The only to legally dissolve a labor union in the United States is through the National Labor Relations Board. This government division formerly creates and dissolves all labor unions in the country and also provides third-party vote counting for the election of union representatives. Dissolving a labor union is sometimes used as a calculated legal maneuver to influence the collective bargaining process. This tactic was employed by the NFL Players Association in March 2011.
Union Member Vote
The National Labor Relations Act empowers members of a labor union to dissolve the union by means of a majority vote. Members of a labor union may vote to dissolve a particular union at any time. The record of the dissolution must be sent in writing to the National Labor Relations Board. This petition to dissolve the labor union must carry the signatures of at least 30 percent of active union members, according to the website for the National Labor Relations Board.

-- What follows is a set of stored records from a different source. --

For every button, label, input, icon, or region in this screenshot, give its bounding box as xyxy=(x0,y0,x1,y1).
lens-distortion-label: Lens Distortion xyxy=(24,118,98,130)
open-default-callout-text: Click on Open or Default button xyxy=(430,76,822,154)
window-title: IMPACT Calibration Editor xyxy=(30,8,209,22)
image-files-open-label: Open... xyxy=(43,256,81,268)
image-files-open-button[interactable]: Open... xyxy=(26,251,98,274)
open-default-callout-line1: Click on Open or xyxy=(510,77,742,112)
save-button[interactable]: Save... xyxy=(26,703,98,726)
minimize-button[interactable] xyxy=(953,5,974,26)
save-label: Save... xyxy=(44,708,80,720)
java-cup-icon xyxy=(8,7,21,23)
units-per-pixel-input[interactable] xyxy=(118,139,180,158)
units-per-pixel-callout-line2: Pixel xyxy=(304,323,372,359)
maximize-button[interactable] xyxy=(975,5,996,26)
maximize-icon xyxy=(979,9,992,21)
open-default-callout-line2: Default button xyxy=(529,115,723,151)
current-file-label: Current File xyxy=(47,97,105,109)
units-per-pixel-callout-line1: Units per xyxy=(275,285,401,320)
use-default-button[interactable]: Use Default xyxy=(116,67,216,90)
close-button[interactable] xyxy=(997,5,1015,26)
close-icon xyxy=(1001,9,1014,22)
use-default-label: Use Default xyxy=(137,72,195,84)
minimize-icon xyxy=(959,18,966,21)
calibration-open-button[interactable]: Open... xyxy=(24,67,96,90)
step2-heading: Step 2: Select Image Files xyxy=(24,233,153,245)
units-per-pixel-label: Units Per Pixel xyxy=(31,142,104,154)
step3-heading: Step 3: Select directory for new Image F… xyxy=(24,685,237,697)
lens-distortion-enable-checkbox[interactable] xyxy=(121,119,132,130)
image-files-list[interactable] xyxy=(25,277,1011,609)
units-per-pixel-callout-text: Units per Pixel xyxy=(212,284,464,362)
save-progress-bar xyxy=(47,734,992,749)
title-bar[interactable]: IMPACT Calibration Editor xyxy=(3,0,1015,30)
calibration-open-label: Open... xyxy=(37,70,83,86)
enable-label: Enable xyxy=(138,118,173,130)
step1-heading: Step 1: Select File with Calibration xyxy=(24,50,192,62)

The NLRB must certify the request of a labor union to dissolve by reviewing the union's submitted petition. An NLRB official determines if the unit of employees involved in the labor union is appropriate by making sure each member is properly employed and that all votes are reflected correctly in the union's dissolution petition. Once these criteria are certified the union is considered legally dissolved and its representation may no longer act on the behalf of former union members in any legal capacity.
Effects of Dissolving a Union
Members of a dissolved labor union lose the right to collectively bargain wages, benefits and working conditions with an employer. These workers also lose the right to collectively strike as part of a collective bargaining strategy. By that same token, an employer also loses the right to lock employees out of work when facing an impasse with regard to collective bargaining. All worker rights under the Fair Labor Standards Act take effect upon union dissolution including minimum wage standards, rights to overtime pay and discrimination based on protected criteria.
Blocking Union Dissolution
Dissolving a labor union may only be performed after the union has exhausted all other collective bargaining options. An employer may attempt to block the dissolution of a labor union and force representatives to come back to the bargaining table through a court order. The employer must show that the union did not act in good faith to negotiate a labor agreement before moving to dissolve. As of April 2011, this legal maneuver is illustrated in a motion filed by NFL owners to block the dissolution of the NFL Player's Association on the grounds that union representatives failed to negotiate up until the expiration of an existing collective bargaining agreement.